Take family meals, for example. Everybody knows that children turn out better if they grow up in a home where the family gathers around the dinner table each night, right? Not so fast, according to a poster presented by researchers from Boston University and Columbia University. They used data from the Early Childhood Longitudinal Study to ask whether academic performance and behavior of children from kindergarten through eighth grade could be linked to how often they ate breakfast or dinner with their families. (They accounted for — in research parlance, “controlled for” — factors such as family income and school quality that also could affect their results.)

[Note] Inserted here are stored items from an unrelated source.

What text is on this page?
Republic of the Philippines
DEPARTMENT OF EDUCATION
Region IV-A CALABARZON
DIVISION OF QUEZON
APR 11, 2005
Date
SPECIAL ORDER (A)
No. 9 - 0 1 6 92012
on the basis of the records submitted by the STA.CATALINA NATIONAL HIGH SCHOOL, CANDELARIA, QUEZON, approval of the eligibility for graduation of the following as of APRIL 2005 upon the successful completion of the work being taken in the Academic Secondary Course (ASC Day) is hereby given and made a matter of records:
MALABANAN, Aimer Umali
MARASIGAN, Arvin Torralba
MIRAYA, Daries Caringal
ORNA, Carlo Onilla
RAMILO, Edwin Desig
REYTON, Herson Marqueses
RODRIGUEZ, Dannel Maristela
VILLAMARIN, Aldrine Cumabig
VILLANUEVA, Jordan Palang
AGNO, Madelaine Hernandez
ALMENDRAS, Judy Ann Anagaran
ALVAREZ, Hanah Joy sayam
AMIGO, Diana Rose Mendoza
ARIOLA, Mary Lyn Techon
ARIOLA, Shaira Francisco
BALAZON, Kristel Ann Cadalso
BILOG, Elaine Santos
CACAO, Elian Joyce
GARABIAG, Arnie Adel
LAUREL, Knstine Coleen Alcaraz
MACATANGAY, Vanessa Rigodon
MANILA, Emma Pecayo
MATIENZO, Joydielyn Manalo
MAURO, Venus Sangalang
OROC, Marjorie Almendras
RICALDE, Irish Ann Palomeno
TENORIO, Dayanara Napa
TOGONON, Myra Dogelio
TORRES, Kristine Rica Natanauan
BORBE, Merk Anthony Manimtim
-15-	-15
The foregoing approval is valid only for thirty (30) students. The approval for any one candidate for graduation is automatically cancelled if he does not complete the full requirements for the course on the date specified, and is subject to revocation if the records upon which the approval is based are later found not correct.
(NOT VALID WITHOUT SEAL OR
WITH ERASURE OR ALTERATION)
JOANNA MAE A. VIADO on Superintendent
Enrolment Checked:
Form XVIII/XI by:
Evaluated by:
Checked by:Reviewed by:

The research suggests “that there is little or no average effect of [family meal frequency] on child cognitive and behavioral outcomes during the period from kindergarten to eighth grade.” Previous studies may not be wrong, but their results “should be interpreted with caution,” according to Daniel P. Miller and Wen-Jui Han. The two acknowledge that their research did not look at older teenagers; earlier research has suggested that adolescents who often have family meals are less likely to abuse drugs or alcohol or to have behavior problems.
A recent Pew Research Center report on family issues includes some data on frequency of family meals, taken from a survey of adults last October. Among parents of children under age 18, half say they have dinner every day with some or all of their children, 34% say they have family meals a few times a week, 11% say they do so occasionally and 3% say they never do.
On the topic of cohabitation, everybody knows that couples who live together before marriage are more likely to divorce than couples who do not, because that is what much research has found. But some recent work disputes that conclusion. Now that most couples move in together before they marry, cohabitation may not be as linked to divorce as it was when live-in couples were less common.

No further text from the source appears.